OPINION AND ORDER This matter is before the Court on Defendant CMI Roadbuilding, Inc. (“CMI”)’s Motion to Dismiss the First Amended Complaint. (ECF No. 20.) For the reasons stated below, the Court DENIES CMI’s Motion. BACKGROUND Plaintiffs Amaazz Construction Group, LLC (“ACG”) and Amaazz Construction Ohio, LLC (“ACO”), ACG’s wholly owned subsidiary, (together, “Amaazz Parties”) are headquartered in Franklin County, Ohio. (Am.
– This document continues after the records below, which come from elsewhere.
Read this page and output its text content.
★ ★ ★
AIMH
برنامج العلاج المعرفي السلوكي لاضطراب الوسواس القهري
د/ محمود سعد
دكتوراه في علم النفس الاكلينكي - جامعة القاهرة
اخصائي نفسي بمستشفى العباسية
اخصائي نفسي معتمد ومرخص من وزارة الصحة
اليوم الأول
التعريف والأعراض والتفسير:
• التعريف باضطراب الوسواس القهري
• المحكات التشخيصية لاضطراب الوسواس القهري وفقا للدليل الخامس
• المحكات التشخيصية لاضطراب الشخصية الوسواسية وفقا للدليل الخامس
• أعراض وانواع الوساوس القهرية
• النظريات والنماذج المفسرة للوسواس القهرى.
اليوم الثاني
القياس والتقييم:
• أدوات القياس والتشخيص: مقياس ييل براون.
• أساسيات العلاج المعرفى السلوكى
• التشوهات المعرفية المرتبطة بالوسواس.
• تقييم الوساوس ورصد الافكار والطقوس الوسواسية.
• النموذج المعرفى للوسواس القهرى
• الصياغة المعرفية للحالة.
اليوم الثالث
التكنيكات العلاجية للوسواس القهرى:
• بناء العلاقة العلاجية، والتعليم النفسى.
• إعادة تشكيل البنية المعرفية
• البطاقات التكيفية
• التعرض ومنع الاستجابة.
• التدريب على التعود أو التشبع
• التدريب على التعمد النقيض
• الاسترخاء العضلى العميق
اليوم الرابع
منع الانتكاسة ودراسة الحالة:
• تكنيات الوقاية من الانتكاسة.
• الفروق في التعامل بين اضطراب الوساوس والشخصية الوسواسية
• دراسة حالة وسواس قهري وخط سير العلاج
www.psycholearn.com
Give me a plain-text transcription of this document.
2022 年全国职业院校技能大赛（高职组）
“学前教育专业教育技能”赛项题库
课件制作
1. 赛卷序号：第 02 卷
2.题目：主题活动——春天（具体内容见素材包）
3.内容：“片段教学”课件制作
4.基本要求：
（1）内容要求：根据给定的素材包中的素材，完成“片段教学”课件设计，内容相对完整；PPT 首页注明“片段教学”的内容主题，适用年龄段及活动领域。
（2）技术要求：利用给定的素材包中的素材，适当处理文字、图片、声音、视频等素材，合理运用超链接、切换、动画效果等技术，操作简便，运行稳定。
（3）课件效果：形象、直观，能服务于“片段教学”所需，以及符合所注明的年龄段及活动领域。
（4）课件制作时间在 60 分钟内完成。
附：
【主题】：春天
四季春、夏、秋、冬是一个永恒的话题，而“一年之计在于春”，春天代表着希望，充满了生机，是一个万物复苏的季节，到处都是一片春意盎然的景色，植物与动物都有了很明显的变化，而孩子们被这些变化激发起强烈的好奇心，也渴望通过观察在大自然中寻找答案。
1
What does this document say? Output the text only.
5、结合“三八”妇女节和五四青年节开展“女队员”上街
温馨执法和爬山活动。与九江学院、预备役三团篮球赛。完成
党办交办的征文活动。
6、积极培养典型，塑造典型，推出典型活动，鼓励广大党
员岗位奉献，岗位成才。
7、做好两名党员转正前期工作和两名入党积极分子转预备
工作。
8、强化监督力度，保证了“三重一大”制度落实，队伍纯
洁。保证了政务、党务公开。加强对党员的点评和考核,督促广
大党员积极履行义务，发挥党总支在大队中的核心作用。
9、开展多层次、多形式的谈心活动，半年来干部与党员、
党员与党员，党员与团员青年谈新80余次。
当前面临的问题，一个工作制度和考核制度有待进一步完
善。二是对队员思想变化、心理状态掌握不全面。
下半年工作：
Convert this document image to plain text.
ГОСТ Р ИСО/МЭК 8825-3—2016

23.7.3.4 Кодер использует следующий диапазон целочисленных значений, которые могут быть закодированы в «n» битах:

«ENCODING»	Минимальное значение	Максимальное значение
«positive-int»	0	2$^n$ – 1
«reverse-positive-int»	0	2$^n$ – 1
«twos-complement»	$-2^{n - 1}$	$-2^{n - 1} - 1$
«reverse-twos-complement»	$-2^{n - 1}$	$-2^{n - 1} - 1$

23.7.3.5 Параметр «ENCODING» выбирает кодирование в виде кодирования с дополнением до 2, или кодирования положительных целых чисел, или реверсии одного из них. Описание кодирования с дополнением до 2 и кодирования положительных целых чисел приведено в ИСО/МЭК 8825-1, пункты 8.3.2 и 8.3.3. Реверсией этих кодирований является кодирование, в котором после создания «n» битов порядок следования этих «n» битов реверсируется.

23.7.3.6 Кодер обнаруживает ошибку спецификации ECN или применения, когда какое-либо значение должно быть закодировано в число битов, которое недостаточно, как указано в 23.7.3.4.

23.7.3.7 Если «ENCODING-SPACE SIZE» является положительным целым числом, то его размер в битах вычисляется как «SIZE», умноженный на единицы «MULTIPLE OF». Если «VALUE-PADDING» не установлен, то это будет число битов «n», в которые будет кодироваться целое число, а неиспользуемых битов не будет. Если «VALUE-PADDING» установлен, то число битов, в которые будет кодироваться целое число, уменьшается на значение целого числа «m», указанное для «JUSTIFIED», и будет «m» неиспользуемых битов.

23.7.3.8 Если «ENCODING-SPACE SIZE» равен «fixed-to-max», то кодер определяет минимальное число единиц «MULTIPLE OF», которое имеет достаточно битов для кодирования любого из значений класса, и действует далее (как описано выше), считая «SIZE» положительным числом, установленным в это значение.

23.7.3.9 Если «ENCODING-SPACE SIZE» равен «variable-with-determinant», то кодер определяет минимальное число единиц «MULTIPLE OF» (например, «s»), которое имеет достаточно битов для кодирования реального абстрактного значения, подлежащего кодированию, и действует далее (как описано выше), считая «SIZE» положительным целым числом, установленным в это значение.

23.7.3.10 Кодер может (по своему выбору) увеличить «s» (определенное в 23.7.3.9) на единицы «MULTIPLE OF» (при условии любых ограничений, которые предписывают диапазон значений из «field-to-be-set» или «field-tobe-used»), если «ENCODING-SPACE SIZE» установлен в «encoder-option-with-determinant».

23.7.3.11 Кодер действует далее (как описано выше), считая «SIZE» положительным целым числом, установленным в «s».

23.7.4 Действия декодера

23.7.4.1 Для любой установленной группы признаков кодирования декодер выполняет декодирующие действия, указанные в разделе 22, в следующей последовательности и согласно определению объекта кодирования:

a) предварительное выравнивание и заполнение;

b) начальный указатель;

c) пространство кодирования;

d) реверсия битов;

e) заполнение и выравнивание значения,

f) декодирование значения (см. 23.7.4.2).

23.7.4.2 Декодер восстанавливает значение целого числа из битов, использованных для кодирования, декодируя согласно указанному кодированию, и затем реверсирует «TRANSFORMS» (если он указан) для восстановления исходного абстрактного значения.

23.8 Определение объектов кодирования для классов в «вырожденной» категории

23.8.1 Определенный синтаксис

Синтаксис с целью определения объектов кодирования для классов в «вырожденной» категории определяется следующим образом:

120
Compl., ECF No. 19, ¶¶ 14–15.) ACO is a construction company that focuses on commercial and municipal asphalt paving projects. (Id. ¶ 2.) CMI is a heavy equipment manufacturing company that has its principal place of business in Oklahoma City, Oklahoma. (Id. ¶¶ 3, 16.) It manufactures a mobile asphalt processing machine called the “CMI Magnum 250 Super Portable 250tph [tons per hour] counterflow drum-mix” (“Mobile Asphalt Plant” or “Plant”). (Id. ¶ 1.) The Plant’s mobile design allows construction companies to reduce the costs of manufacturing and transporting asphalt by bringing the plant with them from build site to build site. (See id. ¶¶ 1–3.) CMI advertised that the Mobile Asphalt Plant could be assembled in two days at any build site, produce 250 tons of asphalt per hour, and be used at build sites with “minimal foundations.” (Id. ¶¶ 3–4.) Amaazz Parties contacted CMI about purchasing a Mobile Asphalt Plant, and CMI’s head of sales repeated these marketing points to Amaazz Parties. (Id. ¶ 24.)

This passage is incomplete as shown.